In my youth I lived in the SE of the United States. It was not uncommon, at least back then, for people to bring up ways that the confederate states had been treated poorly during the civil war. For example, I lost count of the number of times people had comments about General Sherman's march to the sea and the costs to civilians in that military operation. This led me to ponder how long is the expiration date on historical grievances.
Here are some examples to consider:
- How much should Britons hold against the English for the Anglo-Saxon conquest of England?
- Should we still hold the modern Russians to account for the Ukraine famine?
- When can the citizens of Ireland decide that it is ok to forgive the era of British rule?
- Is Schleswig-Holstein something Denmark should still be bitter about?
- Are the war crimes of Julius Caesar in Gaul an issue for modern Italians?
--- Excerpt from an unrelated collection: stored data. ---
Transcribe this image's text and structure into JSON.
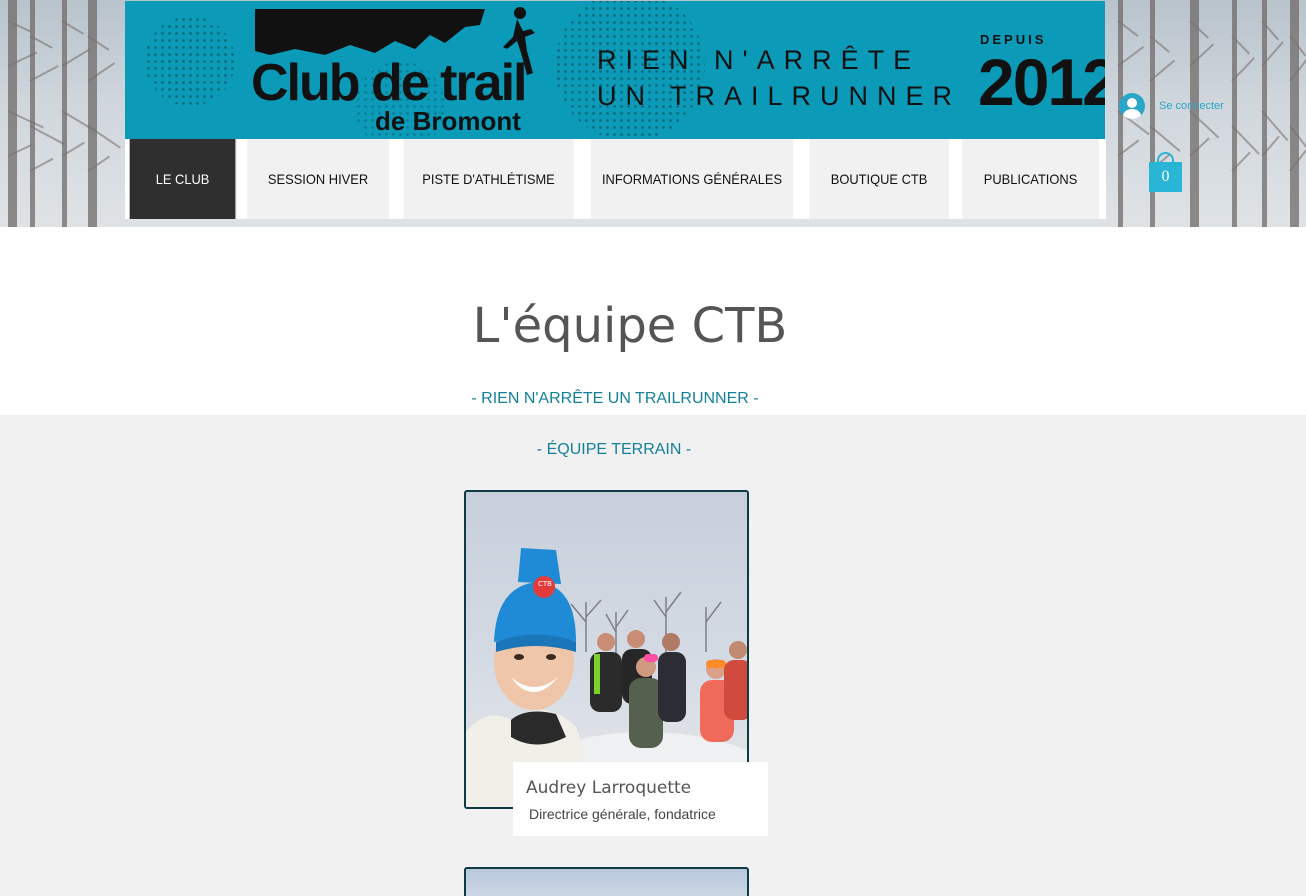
{
  "banner": {
    "logo_main": "Club de trail",
    "logo_sub": "de Bromont",
    "slogan_line1": "RIEN N'ARRÊTE",
    "slogan_line2": "UN TRAILRUNNER",
    "since_label": "DEPUIS",
    "since_year": "2012"
  },
  "nav": {
    "items": [
      {
        "label": "LE CLUB",
        "active": true
      },
      {
        "label": "SESSION HIVER",
        "active": false
      },
      {
        "label": "PISTE D'ATHLÉTISME",
        "active": false
      },
      {
        "label": "INFORMATIONS GÉNÉRALES",
        "active": false
      },
      {
        "label": "BOUTIQUE CTB",
        "active": false
      },
      {
        "label": "PUBLICATIONS",
        "active": false
      }
    ]
  },
  "header": {
    "login_label": "Se connecter",
    "cart_count": "0"
  },
  "main": {
    "title": "L'équipe CTB",
    "tagline": "- RIEN N'ARRÊTE UN TRAILRUNNER -",
    "section_label": "- ÉQUIPE TERRAIN -",
    "members": [
      {
        "name": "Audrey Larroquette",
        "role": "Directrice générale, fondatrice",
        "cap_logo": "CTB"
      }
    ]
  },
  "colors": {
    "banner_bg": "#0b9bb9",
    "accent_text": "#13809a",
    "nav_active_bg": "#2f2f2f",
    "cart": "#29b5d6"
  }
}
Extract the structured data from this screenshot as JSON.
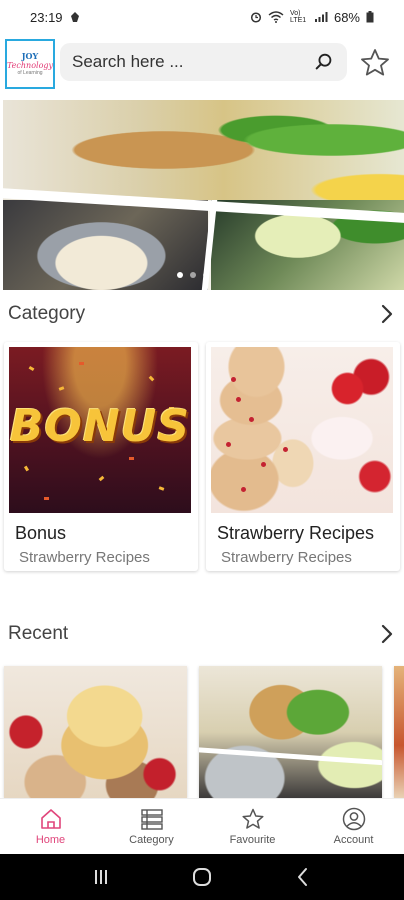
{
  "status_bar": {
    "time": "23:19",
    "battery": "68%",
    "network": "Vo) LTE1"
  },
  "header": {
    "logo_line1": "JOY",
    "logo_line2": "Technology",
    "logo_line3": "of Learning",
    "search_placeholder": "Search here ...",
    "icons": {
      "search": "search-icon",
      "favourite": "star-outline-icon"
    }
  },
  "banner": {
    "slides_count": 3,
    "active_index": 0
  },
  "category": {
    "title": "Category",
    "items": [
      {
        "title": "Bonus",
        "subtitle": "Strawberry Recipes",
        "image_text": "BONUS"
      },
      {
        "title": "Strawberry Recipes",
        "subtitle": "Strawberry Recipes"
      }
    ]
  },
  "recent": {
    "title": "Recent"
  },
  "bottom_nav": {
    "items": [
      {
        "label": "Home",
        "icon": "home-icon",
        "active": true
      },
      {
        "label": "Category",
        "icon": "list-icon",
        "active": false
      },
      {
        "label": "Favourite",
        "icon": "star-icon",
        "active": false
      },
      {
        "label": "Account",
        "icon": "account-icon",
        "active": false
      }
    ]
  },
  "colors": {
    "accent": "#e0457b",
    "logo_border": "#29a9df"
  }
}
I deliberately picked examples of white European warfare, to make the question clearer. Does it depend on whether the state still exists? There is a pretty good argument that the English monarchy is still around whereas the USSR is not, but one thinks that the Holodomor has a greater influence on modern ideals of injustice than the Anglo-Saxon invasion.
Now, I want to be very precise. This is the expiry date on historical injustice, not the continuing legacy of these injustices. So, for example, African-Americans who were held in slavery prior to and during the Civil War have distinct claims about civil rights violations that occur up to the present day.
Part of the problem is trying to decide between groups and individuals. For example, if the goal of an affirmative action campaign is to redress injustice by balancing a University Faculty that can go quite wrong. People hired under this policy are not the persons who suffered the injustice and people who lose opportunities are not the ones who benefited from past discrimination. Now this is not a reactionary argument under false colors, affirmative action is a powerful tool for introducing diversity, which is a positive good in public institutions and, in my opinion, is the correct justification for implementing it. [I happen to be a big supporter]
The reason I ask is that if we don't have an expiry date on injustice then we end up in a world of perpetual grudges. Again, this doesn't mean that compensation for ongoing effects of these historic episodes is not appropriate (it is) but that the discussion should be focused on the ongoing consequences. In this sense, we can probably accept that there is little lingering effect (at least that could be identified and compensated) from Julius Caesar's war crimes in France, no matter how ghastly they were. And, before I get straw manned, this is about the descendants of people who were involved with crimes and not the people themselves. Nazi concentration camp guards are war criminals and should be treated as such. If you find somebody who was involved in the siege of Alesia on the Roman side then I would be quite interested in having the Hague get involved with determining an appropriate consequence. But it has been 76 years since the end of World War 2 and only about 9.5 million Germans were even born before this date (out of 84 million) and some of these must be immigrants -- to what extent is the typical German teenager culpable? Now, again, ongoing actions count separately so a teenage holocaust denier is causing ongoing harm and should be considered appropriately. But to what extent should the sins of ones ancestors be considered?
So this is my question to the general audience. How far removed should a historical event be before there is a statue of limitations? Or are we doomed to hold grudges against people for what happened with their distant ancestors?